Science Fiction’s Black Hole
I’ve been a science fiction fan all my life. I enjoy the imaginative places it can take us, the speculations on what might be. Creative juices can flow free as ever more improbable alien worlds unfold along with futures both terrifying and delightful. As a child I imagined myself in those worlds, furtively exploring like a stowaway aboard one of the many space vessels warping through my ever-expanding universe as I read anything I could get.
But as I grew older, I began to see the fatal flaws in these fantastic fables. Most of them launch from an unstable platform. There is no foundation. The gravity is artificial, and it can’t hold anything together. God is either missing or he’s some kind of powerful alien, thus not really God at all.

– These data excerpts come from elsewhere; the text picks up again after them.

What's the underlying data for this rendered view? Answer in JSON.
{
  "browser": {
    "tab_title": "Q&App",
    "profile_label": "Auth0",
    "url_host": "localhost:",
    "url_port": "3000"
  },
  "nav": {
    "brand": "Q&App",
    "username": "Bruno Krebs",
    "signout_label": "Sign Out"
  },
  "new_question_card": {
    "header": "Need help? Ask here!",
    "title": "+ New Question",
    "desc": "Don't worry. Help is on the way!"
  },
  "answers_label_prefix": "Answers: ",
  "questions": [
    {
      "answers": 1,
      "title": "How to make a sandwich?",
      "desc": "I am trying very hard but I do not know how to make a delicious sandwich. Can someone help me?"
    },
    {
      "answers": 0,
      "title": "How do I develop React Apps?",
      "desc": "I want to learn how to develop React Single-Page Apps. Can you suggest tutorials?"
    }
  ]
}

I still enjoy it, but now with a tinge of sadness, because there is no life in most of it. There is room for Christians to explore some of its themes and I have read a few authors who have done so, but I have yet to find anyone doing it as well as I think it could be done.
Recently I had a new thought about it. I’m sure it is only a new thought to me, because it seems an obvious conclusion for anyone who believes that we are creations of Yahweh, intended for relationship with Him. Much of science fiction expresses humanity’s desire for something greater than itself. We crave relationship. We recognize the insufficiency of other people to meet that need, so we look to the stars.
If there is no God, then surely there must be something. We cannot possibly be alone in this great big universe. If probability alone dictates our existence, then we ourselves should not exist, but that does not keep us from hoping that there is something more and imagining what it might be.
There it is. I call it the black hole in science fiction. No construct survives it, because the truth of God cannot be denied. It is appropriate that science fiction is often grouped in the same category as fantasy. The alien most likely belongs with the elf and the fairy, the ghost and the goblin.
Might God have created other worlds and other-worldly creatures to inhabit them? If so, it raises some interesting theological questions. What we are learning about the universe seems to make that unlikely, but despite what I’ve just written I would hesitate to say that he has not done so. He is certainly capable of operating in realms and in ways that are beyond our understanding.